After making a big push behind the Firefox Smart TV platform for other CX Series TVs at the 2015 CES, the new CX400 and CX420 series list only a nameless smart TV capability on the company’s web store and press announcement. The sets are mentioned as supporting apps including Netflix, YouTube, Pandora, AccuWeather, ToonGoggles “and more,” and added is that built-in WiFi “offers access to unlimited movies, video and music via networkable Blu-ray players, set-top boxes smart devices and more.”

We’ve asked Panasonic representatives if the TVs will stream 4K UHD services and if the sets will support HEVC and/or VC9 decoding to display 4K streamed digital content or Ultra HD Blu-ray programming.

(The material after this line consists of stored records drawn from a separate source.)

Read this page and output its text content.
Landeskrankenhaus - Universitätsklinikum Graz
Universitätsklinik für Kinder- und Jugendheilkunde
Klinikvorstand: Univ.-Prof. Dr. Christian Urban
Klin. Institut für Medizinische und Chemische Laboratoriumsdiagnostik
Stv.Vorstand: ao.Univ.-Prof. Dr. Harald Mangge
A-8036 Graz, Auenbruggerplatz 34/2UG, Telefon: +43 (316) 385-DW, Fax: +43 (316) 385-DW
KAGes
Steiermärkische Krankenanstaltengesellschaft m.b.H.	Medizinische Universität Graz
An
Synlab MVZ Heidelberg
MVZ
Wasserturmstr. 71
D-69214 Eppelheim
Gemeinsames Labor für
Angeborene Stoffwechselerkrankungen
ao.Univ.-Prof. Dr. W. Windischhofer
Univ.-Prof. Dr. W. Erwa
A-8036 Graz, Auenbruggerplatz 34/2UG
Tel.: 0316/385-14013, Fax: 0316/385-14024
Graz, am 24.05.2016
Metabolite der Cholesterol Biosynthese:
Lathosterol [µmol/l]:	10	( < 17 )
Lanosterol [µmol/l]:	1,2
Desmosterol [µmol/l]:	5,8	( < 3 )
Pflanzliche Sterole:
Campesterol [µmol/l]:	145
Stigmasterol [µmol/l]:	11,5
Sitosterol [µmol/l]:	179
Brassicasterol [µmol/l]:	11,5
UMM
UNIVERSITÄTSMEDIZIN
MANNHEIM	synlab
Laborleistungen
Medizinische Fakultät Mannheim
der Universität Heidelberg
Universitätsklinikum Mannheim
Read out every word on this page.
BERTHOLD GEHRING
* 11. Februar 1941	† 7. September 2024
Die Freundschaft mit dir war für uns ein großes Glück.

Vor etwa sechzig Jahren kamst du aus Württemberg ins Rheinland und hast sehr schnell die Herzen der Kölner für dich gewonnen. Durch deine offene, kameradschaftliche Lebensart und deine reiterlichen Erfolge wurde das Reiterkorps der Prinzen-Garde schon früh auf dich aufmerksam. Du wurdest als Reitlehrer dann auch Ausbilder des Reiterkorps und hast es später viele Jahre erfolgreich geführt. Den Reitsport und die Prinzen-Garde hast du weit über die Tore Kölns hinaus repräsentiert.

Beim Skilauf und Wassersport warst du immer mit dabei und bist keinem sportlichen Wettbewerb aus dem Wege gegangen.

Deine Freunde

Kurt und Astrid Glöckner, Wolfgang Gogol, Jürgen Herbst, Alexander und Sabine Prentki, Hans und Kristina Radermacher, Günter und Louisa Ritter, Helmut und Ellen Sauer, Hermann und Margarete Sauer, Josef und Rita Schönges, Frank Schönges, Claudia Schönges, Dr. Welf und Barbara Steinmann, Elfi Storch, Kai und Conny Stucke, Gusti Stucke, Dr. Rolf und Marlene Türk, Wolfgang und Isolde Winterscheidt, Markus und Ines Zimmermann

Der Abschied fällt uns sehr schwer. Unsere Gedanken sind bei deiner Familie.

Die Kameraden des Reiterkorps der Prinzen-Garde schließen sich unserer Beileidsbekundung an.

Stay tuned for their reply.

The product literature also fails to mention if any of the HDMI inputs (the number of which are not mentioned) will support HDCP 2.2 content protection. The Panasonic shop web site also fails to display a CEA (now known as CTA) 4K Ultra HD Connected certified TV logo, which would clarify some of these issues further.

The addition of more brick-and-mortar and online retailers to the company’s distribution mix is a welcome sign, and hopefully means Panasonic is preparing to support an expanded 4K Ultra HDTV line in 2016. We are particularly anxious to see if the company will bring to the United States the very interesting 4K Ultra HD OLED TV it showed at IFA in Berlin last fall.